In this paper, we present a comparative study of bias correction methods for regional climate model simulations considering the distributional parametric uncertainty underlying the observations/models. In traditional bias correction schemes, the statistics of the simulated model outputs are adjusted to those of the observation data. However, the model output and the observation data are only one case (i.e., realization) out of many possibilities, rather than being sampled from the entire population of a certain distribution due to internal climate variability. This issue has not been considered in the bias correction schemes of the existing climate change studies. Here, three approaches are employed to explore this issue, with the intention of providing a practical tool for bias correction of daily rainfall for use in hydrologic models ((1) conventional method, (2) non-informative Bayesian method, and (3) informative Bayesian method using a Weather Generator (WG) data). The results show some plausible uncertainty ranges of precipitation after correcting for the bias of RCM precipitation. The informative Bayesian approach shows a narrower uncertainty range by approximately 25–45% than the non-informative Bayesian method after bias correction for the baseline period. This indicates that the prior distribution derived from WG may assist in reducing the uncertainty associated with parameters. The implications of our results are of great importance in hydrological impact assessments of climate change because they are related to actions for mitigation and adaptation to climate change. Since this is a proof of concept study that mainly illustrates the logic of the analysis for uncertainty-based bias correction, future research exploring the impacts of uncertainty on climate impact assessments and how to utilize uncertainty while planning mitigation and adaptation strategies is still needed.

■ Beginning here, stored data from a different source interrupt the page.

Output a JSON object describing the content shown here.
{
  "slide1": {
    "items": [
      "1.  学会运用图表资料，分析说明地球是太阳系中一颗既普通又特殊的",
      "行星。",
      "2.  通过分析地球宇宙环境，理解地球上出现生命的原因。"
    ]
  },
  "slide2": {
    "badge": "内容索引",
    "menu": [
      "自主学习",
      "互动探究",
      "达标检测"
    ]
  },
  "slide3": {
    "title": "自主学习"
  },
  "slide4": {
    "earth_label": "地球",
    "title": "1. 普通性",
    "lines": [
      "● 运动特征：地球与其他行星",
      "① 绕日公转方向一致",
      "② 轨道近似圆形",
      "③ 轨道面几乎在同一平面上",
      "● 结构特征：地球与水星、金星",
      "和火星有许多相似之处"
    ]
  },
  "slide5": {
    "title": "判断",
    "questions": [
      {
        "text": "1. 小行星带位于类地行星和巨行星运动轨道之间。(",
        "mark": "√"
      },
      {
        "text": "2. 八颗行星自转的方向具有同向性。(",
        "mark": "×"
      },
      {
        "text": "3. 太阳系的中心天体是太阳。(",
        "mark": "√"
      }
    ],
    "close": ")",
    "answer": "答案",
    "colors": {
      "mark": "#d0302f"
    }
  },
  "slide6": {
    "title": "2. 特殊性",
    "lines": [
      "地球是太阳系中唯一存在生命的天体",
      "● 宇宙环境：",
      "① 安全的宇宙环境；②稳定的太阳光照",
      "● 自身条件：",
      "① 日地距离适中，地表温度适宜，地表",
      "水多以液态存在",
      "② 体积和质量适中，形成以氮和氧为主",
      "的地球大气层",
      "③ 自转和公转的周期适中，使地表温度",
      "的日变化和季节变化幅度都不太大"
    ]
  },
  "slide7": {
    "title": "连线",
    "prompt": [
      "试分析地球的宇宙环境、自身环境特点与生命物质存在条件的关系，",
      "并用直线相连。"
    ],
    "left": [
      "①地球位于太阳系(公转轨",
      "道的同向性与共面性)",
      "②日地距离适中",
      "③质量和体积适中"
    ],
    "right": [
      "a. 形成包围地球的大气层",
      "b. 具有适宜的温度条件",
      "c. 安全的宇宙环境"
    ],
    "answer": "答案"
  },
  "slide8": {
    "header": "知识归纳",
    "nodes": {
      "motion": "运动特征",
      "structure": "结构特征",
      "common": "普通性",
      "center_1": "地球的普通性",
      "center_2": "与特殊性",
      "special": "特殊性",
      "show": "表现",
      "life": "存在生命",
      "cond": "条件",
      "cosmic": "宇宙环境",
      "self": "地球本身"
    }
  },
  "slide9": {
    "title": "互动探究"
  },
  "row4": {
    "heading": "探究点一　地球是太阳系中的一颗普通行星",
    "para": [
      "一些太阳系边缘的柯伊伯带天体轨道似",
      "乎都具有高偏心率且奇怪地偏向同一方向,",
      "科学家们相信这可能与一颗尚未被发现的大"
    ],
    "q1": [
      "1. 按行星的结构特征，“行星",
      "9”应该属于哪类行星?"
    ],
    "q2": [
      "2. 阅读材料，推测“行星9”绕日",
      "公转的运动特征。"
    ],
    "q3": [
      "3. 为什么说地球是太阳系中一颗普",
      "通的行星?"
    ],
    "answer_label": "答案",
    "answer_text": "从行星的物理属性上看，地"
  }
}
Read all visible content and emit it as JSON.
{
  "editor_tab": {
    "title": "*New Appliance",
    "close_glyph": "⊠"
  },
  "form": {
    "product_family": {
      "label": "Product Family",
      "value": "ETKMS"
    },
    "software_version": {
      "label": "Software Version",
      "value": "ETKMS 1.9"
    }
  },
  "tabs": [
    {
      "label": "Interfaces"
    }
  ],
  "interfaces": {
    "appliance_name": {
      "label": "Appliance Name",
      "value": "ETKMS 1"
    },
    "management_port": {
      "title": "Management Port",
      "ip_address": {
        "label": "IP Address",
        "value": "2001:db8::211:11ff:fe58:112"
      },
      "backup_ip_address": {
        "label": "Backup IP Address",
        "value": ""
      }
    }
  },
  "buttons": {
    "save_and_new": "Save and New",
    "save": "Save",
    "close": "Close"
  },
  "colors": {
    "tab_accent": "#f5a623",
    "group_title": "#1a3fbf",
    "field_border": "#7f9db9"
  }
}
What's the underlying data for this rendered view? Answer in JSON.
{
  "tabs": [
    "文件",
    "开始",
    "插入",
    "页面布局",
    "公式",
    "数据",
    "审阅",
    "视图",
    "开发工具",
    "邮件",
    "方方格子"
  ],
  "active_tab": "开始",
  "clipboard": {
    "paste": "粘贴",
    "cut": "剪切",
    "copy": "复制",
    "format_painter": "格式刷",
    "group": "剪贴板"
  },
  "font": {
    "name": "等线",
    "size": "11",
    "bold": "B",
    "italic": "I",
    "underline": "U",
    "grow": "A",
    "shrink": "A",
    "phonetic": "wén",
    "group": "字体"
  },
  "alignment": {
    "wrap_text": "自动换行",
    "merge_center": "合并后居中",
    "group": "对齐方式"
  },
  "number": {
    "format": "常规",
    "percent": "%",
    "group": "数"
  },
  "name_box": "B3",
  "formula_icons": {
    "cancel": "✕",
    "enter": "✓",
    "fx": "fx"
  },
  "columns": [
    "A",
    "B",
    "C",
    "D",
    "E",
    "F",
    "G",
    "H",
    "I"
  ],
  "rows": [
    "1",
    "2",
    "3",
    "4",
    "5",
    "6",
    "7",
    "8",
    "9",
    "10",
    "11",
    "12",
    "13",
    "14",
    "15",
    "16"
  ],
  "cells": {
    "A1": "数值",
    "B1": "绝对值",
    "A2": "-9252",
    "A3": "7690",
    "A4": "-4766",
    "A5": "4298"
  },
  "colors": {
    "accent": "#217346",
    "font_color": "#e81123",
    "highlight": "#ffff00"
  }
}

机译:在本文中,我们提出了一种针对区域气候模型模拟的偏差校正方法的比较研究,其中考虑了基于观测/模型的分布参数不确定性。在传统的偏差校正方案中,将模拟模型输出的统计信息调整为观测数据的统计信息。但是,模型输出和观测数据只是多种可能性中的一种情况(即实现),而不是由于内部气候多变性而从一定分布的整个种群中进行采样。现有的气候变化研究的偏差校正方案中未考虑该问题。在这里,我们采用三种方法来探讨这个问题,目的是为水文模型提供实用的每日降雨量偏差校正工具((1)常规方法,(2)非信息贝​​叶斯方法和(3)使用天气生成器(WG)数据的信息贝叶斯方法)。结果表明,校正RCM降水的偏差后,可能出现一些不确定的降水范围。信息性贝叶斯方法在基线期进行偏差校正后显示出的不确定性范围比非信息性贝叶斯方法要窄约25–45%。这表明从WG导出的先验分布可能有助于减少与参数相关的不确定性。我们的研究结果的含义在气候变化的水文影响评估中非常重要,因为它们与缓解和适应气候变化的行动有关。由于这是一个概念验证研究,主要说明了基于不确定性的偏差校正的分析逻辑,因此,仍需要探索不确定性对气候影响评估的影响以及在计划缓解和适应策略时如何利用不确定性的未来研究。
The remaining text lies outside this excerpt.